Family physician training improves long-acting contraception use | Image Credit: © New Africa - © New Africa - stock.adobe.com.

Family physician training improves long-acting contraception use | Image Credit: © New Africa - © New Africa - stock.adobe.com.

Training primary care physicians to deliver structured contraceptive counseling and streamlined referrals was associated with greater use and persistence of long-acting reversible contraception (LARC) among Australian women, according to 3-year findings from the Australian Contraceptive ChOice pRoject (ACCORd).1

In Australia, approximately 40% of pregnancies are unintended, and one-third result in abortion.2 The burden is particularly high among younger women and those outside metropolitan regions. LARC methods—including hormonal and copper intrauterine devices (IUDs) and contraceptive implants—offer effective, long-term prevention.1

Key takeaways:

  1. Training family physicians in structured contraceptive counseling and rapid LARC referral increases long-acting contraception use.
  2. Women who chose LARC had higher continuation rates at 3 years compared with oral contraceptive users.
  3. Satisfaction was significantly higher among LARC users than oral contraceptive users.
  4. The intervention was associated with lower rates of unintended pregnancy and abortion over 3 years.
  5. Scaling the ACCORd model in primary care could improve reproductive health outcomes and reduce health care costs.
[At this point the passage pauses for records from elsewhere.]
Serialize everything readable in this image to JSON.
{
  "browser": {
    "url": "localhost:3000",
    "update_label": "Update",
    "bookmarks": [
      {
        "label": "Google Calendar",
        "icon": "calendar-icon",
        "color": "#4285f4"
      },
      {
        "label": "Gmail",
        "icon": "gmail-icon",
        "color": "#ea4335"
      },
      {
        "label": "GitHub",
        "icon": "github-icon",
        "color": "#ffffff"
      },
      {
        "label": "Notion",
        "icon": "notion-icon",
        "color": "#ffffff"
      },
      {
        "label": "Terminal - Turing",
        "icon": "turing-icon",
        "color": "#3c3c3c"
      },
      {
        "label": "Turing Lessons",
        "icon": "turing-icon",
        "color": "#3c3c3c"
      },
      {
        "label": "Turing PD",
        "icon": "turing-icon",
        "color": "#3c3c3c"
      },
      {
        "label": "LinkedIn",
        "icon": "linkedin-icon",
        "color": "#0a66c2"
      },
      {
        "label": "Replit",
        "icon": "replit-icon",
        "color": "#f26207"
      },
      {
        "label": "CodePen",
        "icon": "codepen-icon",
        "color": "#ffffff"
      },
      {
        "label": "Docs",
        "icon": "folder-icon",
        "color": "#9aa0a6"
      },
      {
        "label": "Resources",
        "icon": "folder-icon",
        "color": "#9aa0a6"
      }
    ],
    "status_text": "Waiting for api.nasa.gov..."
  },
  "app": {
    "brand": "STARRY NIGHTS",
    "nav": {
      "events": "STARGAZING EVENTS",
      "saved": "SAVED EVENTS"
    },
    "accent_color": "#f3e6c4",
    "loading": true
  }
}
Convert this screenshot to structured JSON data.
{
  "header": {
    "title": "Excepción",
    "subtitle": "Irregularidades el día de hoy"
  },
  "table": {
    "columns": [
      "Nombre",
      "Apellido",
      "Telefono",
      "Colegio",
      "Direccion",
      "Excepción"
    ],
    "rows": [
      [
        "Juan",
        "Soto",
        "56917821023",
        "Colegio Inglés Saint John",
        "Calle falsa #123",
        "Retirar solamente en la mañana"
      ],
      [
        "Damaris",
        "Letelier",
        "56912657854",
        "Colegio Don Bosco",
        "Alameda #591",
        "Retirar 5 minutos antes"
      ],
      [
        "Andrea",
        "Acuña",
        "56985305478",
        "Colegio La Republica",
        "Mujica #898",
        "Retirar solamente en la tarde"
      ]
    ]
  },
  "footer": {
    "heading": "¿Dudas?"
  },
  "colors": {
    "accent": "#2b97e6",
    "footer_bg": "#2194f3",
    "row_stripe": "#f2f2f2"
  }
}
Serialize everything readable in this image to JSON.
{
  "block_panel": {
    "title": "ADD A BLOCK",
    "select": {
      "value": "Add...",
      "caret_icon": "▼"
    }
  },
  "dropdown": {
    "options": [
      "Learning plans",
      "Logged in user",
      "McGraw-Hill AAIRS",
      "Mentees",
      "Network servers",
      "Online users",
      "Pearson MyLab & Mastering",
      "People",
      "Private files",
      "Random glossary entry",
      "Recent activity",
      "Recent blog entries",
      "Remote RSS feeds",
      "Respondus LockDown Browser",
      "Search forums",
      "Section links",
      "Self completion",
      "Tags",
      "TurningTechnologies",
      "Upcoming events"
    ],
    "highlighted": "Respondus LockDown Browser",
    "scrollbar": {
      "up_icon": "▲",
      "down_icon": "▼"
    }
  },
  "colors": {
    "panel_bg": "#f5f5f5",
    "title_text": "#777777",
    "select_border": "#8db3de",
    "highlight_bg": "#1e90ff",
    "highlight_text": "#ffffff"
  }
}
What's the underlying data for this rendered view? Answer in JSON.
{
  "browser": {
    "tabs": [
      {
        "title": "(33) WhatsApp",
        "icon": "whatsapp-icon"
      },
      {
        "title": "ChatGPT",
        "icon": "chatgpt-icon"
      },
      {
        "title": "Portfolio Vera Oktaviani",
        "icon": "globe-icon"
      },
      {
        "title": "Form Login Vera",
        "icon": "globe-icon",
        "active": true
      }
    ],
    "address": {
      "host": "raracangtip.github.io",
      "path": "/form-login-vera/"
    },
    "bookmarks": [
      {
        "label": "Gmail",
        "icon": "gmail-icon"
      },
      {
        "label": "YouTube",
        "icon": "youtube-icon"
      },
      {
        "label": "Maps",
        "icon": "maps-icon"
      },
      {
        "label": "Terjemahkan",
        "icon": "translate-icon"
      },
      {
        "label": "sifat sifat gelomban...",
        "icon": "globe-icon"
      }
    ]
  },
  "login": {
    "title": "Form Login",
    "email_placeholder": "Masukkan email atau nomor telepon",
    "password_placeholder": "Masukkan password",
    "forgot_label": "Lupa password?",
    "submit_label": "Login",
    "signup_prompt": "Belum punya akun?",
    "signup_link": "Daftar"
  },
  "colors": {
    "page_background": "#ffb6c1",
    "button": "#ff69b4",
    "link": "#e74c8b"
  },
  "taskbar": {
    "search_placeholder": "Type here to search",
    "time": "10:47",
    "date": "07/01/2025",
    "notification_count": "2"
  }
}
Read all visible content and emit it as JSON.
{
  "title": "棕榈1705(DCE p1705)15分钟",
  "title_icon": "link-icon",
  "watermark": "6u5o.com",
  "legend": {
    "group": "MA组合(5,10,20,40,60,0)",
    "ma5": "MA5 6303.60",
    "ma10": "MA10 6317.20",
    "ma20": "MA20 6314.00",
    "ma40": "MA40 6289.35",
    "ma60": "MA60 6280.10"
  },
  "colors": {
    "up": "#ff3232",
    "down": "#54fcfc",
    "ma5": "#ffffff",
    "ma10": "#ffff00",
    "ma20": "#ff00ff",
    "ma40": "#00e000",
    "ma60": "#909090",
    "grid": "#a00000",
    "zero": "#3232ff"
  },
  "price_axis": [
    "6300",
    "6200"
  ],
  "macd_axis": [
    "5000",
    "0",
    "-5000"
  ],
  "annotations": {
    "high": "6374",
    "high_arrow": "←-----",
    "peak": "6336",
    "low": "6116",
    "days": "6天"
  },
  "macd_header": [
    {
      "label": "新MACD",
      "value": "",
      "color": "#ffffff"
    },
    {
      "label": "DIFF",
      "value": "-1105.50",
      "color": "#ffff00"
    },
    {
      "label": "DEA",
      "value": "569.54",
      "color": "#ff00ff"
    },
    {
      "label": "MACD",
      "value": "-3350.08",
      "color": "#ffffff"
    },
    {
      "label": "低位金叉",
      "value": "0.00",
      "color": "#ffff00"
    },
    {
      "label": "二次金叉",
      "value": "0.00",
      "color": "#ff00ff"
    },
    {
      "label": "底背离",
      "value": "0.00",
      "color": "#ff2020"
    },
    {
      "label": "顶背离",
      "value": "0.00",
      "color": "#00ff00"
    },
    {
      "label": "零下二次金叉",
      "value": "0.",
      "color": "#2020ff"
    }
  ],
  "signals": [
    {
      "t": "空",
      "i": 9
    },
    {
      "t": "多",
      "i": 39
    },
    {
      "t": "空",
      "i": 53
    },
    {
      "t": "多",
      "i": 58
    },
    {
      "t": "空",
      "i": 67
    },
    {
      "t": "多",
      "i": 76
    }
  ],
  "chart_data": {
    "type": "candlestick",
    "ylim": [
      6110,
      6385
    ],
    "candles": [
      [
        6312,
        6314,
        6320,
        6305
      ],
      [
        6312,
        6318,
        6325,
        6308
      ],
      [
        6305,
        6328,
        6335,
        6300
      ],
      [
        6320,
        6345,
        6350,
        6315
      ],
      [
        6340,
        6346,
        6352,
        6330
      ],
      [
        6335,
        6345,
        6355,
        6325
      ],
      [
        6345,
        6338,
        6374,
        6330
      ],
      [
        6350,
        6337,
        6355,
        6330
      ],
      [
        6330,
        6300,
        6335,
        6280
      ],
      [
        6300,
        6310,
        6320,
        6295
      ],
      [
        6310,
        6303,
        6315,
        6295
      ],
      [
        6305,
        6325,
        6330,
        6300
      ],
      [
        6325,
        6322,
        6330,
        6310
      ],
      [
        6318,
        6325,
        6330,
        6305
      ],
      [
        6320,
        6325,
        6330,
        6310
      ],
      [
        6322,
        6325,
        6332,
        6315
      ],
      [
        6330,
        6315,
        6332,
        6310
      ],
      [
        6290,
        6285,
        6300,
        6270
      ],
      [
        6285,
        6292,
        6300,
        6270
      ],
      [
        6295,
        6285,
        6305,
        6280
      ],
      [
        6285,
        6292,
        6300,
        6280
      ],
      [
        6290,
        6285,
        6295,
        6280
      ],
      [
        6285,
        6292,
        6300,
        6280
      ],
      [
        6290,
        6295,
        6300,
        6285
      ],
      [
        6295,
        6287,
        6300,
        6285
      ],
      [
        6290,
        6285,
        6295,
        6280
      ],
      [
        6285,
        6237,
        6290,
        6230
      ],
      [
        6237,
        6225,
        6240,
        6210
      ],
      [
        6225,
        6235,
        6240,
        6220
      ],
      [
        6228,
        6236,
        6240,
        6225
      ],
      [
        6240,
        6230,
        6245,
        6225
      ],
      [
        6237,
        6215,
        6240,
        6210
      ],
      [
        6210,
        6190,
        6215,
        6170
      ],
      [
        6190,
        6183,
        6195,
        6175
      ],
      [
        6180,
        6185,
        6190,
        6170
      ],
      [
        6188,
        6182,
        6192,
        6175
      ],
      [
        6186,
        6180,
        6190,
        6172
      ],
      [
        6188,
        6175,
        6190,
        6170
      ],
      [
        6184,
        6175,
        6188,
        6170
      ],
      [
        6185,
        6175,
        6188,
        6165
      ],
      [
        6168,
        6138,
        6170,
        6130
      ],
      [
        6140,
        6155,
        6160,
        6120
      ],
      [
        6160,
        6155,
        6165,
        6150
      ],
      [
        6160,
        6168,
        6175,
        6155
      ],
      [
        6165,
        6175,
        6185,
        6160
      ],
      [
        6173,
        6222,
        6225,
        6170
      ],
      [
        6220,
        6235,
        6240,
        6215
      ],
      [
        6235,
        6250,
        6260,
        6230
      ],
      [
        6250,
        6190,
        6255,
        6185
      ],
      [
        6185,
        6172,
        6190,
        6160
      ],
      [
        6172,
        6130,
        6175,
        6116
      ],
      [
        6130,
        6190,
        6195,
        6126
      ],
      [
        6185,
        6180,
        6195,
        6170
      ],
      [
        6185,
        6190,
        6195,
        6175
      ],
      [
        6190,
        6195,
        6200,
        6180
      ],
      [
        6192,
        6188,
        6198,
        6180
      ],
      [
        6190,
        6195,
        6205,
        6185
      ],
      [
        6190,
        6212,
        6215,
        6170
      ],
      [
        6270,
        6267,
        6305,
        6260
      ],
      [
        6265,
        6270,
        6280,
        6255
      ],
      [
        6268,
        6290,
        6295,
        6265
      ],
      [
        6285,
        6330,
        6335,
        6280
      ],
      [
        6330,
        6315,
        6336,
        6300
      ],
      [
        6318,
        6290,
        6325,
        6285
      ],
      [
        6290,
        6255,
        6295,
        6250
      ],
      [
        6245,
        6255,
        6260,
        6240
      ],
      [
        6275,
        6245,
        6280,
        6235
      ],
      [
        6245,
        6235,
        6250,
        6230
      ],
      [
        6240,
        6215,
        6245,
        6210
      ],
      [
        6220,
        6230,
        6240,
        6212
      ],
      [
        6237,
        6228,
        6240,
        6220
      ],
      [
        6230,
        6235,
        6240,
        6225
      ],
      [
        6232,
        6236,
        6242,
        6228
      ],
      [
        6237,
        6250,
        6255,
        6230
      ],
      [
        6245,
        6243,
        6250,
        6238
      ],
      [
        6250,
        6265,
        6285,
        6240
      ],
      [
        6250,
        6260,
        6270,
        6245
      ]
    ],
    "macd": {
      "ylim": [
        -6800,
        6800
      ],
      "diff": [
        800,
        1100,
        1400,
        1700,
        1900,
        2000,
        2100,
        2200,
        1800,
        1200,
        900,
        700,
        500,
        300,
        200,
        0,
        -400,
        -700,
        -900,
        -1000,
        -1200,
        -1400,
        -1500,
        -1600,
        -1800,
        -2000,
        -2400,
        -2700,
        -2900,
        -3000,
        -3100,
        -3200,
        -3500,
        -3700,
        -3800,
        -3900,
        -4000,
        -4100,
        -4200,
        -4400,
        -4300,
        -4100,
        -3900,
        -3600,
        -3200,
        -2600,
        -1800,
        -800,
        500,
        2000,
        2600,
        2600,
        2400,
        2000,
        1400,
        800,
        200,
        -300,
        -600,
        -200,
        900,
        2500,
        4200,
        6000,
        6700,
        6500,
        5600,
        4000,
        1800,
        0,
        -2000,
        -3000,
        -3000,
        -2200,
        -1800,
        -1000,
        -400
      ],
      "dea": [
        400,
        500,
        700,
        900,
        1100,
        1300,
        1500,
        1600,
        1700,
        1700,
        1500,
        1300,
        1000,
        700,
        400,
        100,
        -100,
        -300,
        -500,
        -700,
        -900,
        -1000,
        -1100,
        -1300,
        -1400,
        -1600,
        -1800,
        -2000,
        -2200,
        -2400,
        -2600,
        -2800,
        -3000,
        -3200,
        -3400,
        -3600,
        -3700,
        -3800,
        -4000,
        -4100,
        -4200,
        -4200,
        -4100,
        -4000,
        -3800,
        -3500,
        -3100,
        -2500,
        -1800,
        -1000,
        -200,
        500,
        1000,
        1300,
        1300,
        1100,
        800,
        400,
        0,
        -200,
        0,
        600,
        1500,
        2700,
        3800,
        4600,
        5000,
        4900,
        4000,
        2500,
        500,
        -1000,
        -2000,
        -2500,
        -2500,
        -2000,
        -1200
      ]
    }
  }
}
"Despite evidence indicating the high effectiveness and reversibility of LARC... it is estimated that only 10.8% of women aged 15 to 44 years are currently using LARC in Australia," wrote investigators.

Key findings

  • Higher use: 41% of women in the intervention group used LARC at 3 years, compared with 28% in the control group.
  • Greater continuation: Two-thirds of women using LARC at 6 months were still using it at 3 years, compared with 55% of oral contraceptive users.
  • Higher satisfaction: 82% of LARC users reported being very satisfied vs 63% of pill users.
  • Fewer unintended pregnancies: 3.1% of the intervention group reported an unintended pregnancy vs 6.3% of controls.
  • Lower abortion rates: 0.9% of the intervention group underwent abortion vs 3.6% of controls.

Study design and intervention

The ACCORd trial was developed to increase LARC adoption in primary care by addressing barriers related to counseling, referral, and access. Physicians randomized to the intervention group received training on structured contraceptive discussions that provided balanced, standardized information on all methods, emphasizing efficacy and safety.

They were also given access to an online referral platform for quick scheduling of LARC insertions. Physicians in the control group received no additional training or tools.

Previous 12-month results from the ACCORd trial showed that women counseled by trained physicians were more likely to choose and continue LARC, with higher satisfaction compared with those using short-acting methods. The new 3-year analysis examined whether these differences persisted over time.

Participants and follow-up

The follow-up study, approved by the Monash University Human Research Ethics Committee, invited participants from the original trial who had not withdrawn at 12 months to complete an online survey. The questionnaire assessed contraceptive use, satisfaction, and pregnancy outcomes 3 years after enrollment.

Among 705 eligible women, 531 completed the survey—229 from the intervention group and 302 from the control group. Baseline demographics, including age and parity, were similar across groups, with most participants under 35 years and nulliparous.

Contraceptive continuation and satisfaction

At 3 years, LARC use remained greater in the intervention group (41%) than in the control group (28%; OR, 1.75; 95% CI, 1.10–2.80; P = .019). Of participants who initiated LARC within 6 months of the trial, 66% continued use at 3 years, compared with 55% of oral contraceptive users (OR, 1.63; 95% CI, 1.06–2.51; P = .027). Continuation rates were highest for hormonal IUDs (80%), followed by copper IUDs (69%) and implants (46%).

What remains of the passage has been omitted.